As you can see, oxygen is not always completely benign. Titrate your oxygen in COPD patients. Check for hyperoxia and alter your vent settings to correct it in your resuscitated cardiac arrest patients. (This is where you need an ABG).
On a side note, thanks for your patience with the lack of posts and podcasts in the last month. I have been working on the Emergency Board Review Podcast series (On Twitter @EMBoardReview, and on iTunes as well!). Hopefully you have been liking that. If you don’t know about it, go check it out, 100% free Emergency Medicine US Board review. Not taking the American EM Boards? It’s still great review material for Emergency medicine no matter where you are. Look out in the upcoming weeks and months for the EM Res Podcast and Blog to be back up at normal speed. As always, I’d love to hear your feedback and suggestions!

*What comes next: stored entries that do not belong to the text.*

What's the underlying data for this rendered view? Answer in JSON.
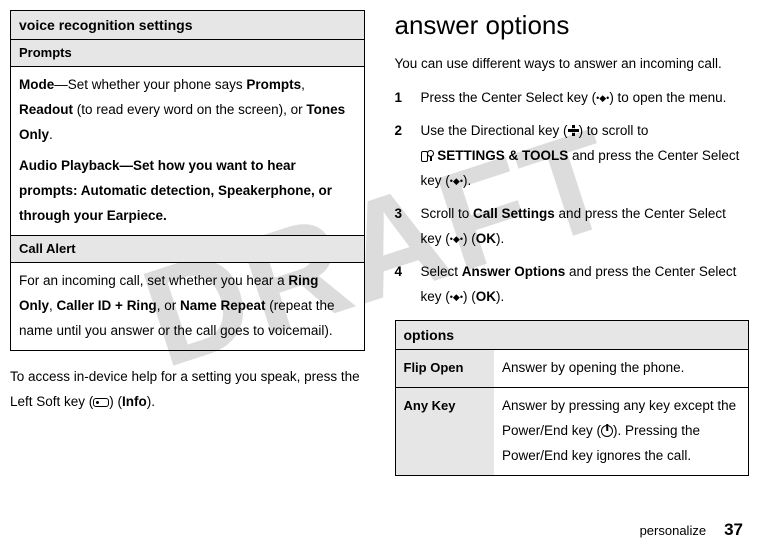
{
  "watermark": "DRAFT",
  "left": {
    "table_header": "voice recognition settings",
    "row1_subhead": "Prompts",
    "row1_body_pre": "—Set whether your phone says ",
    "row1_mode": "Mode",
    "row1_prompts": "Prompts",
    "row1_readout": "Readout",
    "row1_mid": " (to read every word on the screen), or ",
    "row1_tones": "Tones Only",
    "row1_audio": "Audio Playback—Set how you want to hear prompts: Automatic detection, Speakerphone, or through your Earpiece.",
    "row2_subhead": "Call Alert",
    "row2_pre": "For an incoming call, set whether you hear a ",
    "row2_ringonly": "Ring Only",
    "row2_cid": "Caller ID + Ring",
    "row2_or": ", or ",
    "row2_name": "Name Repeat",
    "row2_post": " (repeat the name until you answer or the call goes to voicemail).",
    "para_pre": "To access in-device help for a setting you speak, press the Left Soft key (",
    "para_post": ") (",
    "para_info": "Info",
    "para_end": ")."
  },
  "right": {
    "heading": "answer options",
    "lead": "You can use different ways to answer an incoming call.",
    "s1_a": "Press the Center Select key (",
    "s1_b": ") to open the menu.",
    "s2_a": "Use the Directional key (",
    "s2_b": ") to scroll to ",
    "s2_label": "SETTINGS & TOOLS",
    "s2_c": " and press the Center Select key (",
    "s2_d": ").",
    "s3_a": "Scroll to ",
    "s3_label": "Call Settings",
    "s3_b": " and press the Center Select key (",
    "s3_c": ") (",
    "s3_ok": "OK",
    "s3_d": ").",
    "s4_a": "Select ",
    "s4_label": "Answer Options",
    "s4_b": " and press the Center Select key (",
    "s4_c": ") (",
    "s4_ok": "OK",
    "s4_d": ").",
    "opt_header": "options",
    "opt1_label": "Flip Open",
    "opt1_desc": "Answer by opening the phone.",
    "opt2_label": "Any Key",
    "opt2_a": "Answer by pressing any key except the Power/End key (",
    "opt2_b": "). Pressing the Power/End key ignores the call."
  },
  "footer": {
    "section": "personalize",
    "page": "37"
  }
}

1. New, A. Oxygen: kill or cure? Prehospital hyperoxia in the COPD patient. Emerg Med J. 2006 February; 23(2): 144–146.
2. Austin MA et al. Effect of high flow oxygen on mortality in chronic obstructive pulmonary disease patients in prehospital setting: Randomised controlled trial. BMJ 2010 Oct 18; 341:c5462.
3. Kilgannon JH, et al. Association Between Arterial Hyperoxia Following Resuscitation From Cardiac Arrest and In-Hospital Mortality. JAMA Vol 303, No 21, June 2, 2010;2165-2171.